Papà Merkel, classe 1926, era un pastore protestante di origini polacche che cambiò il nome da Kazmierczak a Kasner. Al liceo faceva parte della Hitler-Jugend. Ha studiato teologia e si è trasferito ad Amburgo. Poi, colpo di scena, chiede di essere mandato nella Germania Est: tutti vogliono scappare all’Ovest, lui va controcorrente e si avvicina al regime comunista al punto da venire chiamato “Kasner il rosso”, contrario alla riunificazione delle Germanie. Predica giustizia, disciplina, rigore e austerità. Un’impostazione nella quale si specchia la Cancelliera, al punto da renderla invisa a tanti europei. Anche lei ha problemi col cognome: si chiama Kasner, sposa un Merkel, divorzia, si risposa con Joachim Sauer, ma continua a chiamarsi Merkel. Domanda: insisterà la Cancelliera di ferro con quella sua rigidità avversata da molti elettori come sancito domenica 25?

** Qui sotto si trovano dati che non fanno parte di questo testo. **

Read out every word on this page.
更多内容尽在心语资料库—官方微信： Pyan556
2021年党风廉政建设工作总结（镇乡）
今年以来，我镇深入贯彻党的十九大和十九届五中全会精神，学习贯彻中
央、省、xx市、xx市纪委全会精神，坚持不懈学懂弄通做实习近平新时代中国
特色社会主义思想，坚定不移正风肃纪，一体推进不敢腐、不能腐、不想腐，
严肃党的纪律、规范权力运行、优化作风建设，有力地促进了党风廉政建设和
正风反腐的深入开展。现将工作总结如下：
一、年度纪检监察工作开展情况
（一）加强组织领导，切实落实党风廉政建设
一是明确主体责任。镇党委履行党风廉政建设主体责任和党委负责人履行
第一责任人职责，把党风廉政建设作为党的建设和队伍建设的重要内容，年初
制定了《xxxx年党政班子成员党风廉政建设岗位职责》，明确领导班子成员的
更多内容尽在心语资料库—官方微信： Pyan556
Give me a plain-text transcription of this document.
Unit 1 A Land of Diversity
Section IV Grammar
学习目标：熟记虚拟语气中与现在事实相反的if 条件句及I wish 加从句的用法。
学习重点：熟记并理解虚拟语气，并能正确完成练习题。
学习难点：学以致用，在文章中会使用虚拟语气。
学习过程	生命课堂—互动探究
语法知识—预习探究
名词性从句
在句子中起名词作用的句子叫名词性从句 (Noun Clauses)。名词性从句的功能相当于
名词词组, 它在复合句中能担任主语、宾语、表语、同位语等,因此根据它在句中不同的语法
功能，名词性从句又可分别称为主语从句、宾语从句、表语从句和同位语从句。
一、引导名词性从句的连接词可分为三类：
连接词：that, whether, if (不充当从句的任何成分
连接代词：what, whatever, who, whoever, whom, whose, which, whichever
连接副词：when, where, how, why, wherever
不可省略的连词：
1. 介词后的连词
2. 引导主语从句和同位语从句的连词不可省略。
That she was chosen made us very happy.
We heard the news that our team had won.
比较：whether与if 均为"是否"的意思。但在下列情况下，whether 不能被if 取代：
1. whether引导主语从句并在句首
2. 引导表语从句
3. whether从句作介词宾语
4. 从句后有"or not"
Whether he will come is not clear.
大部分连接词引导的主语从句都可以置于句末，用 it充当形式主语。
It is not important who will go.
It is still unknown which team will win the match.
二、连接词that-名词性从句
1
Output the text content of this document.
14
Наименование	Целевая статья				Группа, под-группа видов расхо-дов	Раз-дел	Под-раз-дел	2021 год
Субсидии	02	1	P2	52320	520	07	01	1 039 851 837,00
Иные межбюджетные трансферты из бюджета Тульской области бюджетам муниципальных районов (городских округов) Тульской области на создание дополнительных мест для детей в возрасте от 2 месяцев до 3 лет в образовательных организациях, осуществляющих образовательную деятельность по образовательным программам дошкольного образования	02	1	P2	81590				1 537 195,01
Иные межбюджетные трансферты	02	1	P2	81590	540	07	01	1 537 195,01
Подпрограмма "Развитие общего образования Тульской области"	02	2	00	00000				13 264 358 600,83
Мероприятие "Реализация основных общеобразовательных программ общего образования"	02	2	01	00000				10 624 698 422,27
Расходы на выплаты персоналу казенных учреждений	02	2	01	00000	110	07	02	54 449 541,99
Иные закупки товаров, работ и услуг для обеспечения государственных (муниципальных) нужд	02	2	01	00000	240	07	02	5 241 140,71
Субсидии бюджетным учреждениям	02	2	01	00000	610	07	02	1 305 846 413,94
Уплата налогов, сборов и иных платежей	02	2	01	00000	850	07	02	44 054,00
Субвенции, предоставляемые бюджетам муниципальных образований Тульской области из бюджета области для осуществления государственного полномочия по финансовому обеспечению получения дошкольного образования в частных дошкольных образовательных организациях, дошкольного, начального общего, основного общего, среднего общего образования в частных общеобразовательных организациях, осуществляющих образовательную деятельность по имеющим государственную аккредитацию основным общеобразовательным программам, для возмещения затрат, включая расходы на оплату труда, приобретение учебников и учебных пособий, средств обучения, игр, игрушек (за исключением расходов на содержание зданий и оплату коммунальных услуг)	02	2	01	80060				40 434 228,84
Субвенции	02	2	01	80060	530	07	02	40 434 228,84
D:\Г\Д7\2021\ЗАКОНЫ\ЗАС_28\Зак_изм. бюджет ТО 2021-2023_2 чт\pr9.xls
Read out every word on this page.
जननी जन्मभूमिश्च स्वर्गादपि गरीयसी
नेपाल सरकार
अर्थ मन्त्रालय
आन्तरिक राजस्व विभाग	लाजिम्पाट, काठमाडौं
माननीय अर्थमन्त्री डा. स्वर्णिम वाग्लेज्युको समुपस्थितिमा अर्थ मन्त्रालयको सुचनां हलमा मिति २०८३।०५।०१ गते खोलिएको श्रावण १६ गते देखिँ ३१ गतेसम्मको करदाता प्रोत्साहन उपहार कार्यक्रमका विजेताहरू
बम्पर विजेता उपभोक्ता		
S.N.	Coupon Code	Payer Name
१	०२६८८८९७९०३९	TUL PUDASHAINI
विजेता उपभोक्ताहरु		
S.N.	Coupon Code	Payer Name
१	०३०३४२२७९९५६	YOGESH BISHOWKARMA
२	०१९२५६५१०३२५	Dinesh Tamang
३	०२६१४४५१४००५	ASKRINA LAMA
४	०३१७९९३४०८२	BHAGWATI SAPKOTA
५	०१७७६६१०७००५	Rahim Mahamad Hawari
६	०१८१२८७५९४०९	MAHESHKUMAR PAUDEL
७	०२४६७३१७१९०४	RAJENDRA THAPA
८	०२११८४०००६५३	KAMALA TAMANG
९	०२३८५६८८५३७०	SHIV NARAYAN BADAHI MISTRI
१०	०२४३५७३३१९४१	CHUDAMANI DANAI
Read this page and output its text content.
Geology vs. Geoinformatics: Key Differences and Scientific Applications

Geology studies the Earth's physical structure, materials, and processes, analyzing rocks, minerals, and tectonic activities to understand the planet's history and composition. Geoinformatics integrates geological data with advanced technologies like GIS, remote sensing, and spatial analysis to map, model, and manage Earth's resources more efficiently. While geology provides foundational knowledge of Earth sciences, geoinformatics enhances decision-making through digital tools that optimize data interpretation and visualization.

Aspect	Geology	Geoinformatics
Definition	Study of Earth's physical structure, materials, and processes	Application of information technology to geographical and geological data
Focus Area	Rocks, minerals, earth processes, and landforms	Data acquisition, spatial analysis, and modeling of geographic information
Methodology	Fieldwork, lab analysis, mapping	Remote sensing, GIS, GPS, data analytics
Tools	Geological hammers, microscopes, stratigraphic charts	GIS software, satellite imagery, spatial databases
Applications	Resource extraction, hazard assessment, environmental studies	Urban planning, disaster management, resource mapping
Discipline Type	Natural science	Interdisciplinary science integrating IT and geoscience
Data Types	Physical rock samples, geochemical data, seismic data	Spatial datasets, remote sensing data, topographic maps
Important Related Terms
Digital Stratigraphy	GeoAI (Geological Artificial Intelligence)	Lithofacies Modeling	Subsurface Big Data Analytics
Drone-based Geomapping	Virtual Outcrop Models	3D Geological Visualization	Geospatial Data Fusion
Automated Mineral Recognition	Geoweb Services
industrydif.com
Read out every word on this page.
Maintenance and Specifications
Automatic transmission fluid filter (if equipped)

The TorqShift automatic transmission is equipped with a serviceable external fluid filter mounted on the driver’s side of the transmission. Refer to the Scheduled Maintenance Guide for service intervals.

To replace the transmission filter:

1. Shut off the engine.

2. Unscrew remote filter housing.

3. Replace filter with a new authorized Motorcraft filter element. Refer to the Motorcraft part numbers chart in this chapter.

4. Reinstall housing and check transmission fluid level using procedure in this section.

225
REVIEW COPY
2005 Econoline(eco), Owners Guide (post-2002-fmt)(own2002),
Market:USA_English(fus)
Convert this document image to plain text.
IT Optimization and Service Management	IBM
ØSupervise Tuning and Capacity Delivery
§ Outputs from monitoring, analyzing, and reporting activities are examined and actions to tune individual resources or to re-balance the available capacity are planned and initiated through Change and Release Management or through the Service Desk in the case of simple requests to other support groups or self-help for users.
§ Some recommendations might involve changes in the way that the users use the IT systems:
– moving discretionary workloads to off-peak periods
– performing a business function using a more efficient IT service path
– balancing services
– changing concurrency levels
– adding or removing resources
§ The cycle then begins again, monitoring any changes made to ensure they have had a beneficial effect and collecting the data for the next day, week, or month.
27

Attorno ai due quesiti si gioca la partita tra le due star dell’europolitica. In ballo ci sono i rapporti Francia-Germania, cruciali per tenere in piedi l’Europa. La differenza, al momento, sta nel fatto che Merkel è saldamente al comando sia pure attraverso la grande coalizione con i socialdemocratici in fase di rimonta, mentre Le Pen ha conseguito un successo virtuale visto che all’Eliseo e al governo ci sono i socialisti, colpiti da una disfatta elettorale senza precedenti. Marine ha chiesto a François Hollande di sciogliere l’assemblea nazionale e di andare al voto, ma il presidente ha risposto picche. Quindi il Front National dovrà rassegnarsi ad alzare la voce all’europarlamento di Strasburgo dove diventa il polo aggregatore dell’estrema destra assieme alla Lega di Matteo Salvini. In Francia resta all’opposizione. Ma bisogna vedere quanto questa situazione durerà.
Diventa cruciale capire, a questo punto, come il voto potrebbe trasformare gli equilibri nell’asse tra Berlino e Parigi, ritenuto indispensabile per la stabilità dell’Europa. Hollande, acciaccato e indebolito sia dall’esito delle urne sia dalla crisi dei conti economici domestici diventa un interlocutore fragile per la Cancelliera. Che però non ha alcun interesse a isolarsi. Tra l’altro i rapporti tra i due stavano migliorando dopo un avvio parecchio turbolento, con il gelo totale al vertice Ue del gennaio 2012 e la definizione lapidaria del francese (marzo 2013) che aveva definito la loro «un’amichevole tensione». Chi ricordava la forza del tandem Adenauer-De Gaulle o Kohl-Mitterrand o anche Merkel-Sarkozy, aveva notato subito la falsa partenza e quanto fosse complicato l’ostacolo austerità-crescita con il presidente francese neoeletto all’Eliseo che si era subito prodigato a favore di un ribaltamento delle strategie verso una maggiore espansione economica anche a scapito di conti pubblici meno equilibrati, raccogliendo consensi tra i Paesi del Sud Europa. Hollande ha poi avuto diversi incidenti di percorso, personali e politici, tra cui un peggioramento dei conti pubblici.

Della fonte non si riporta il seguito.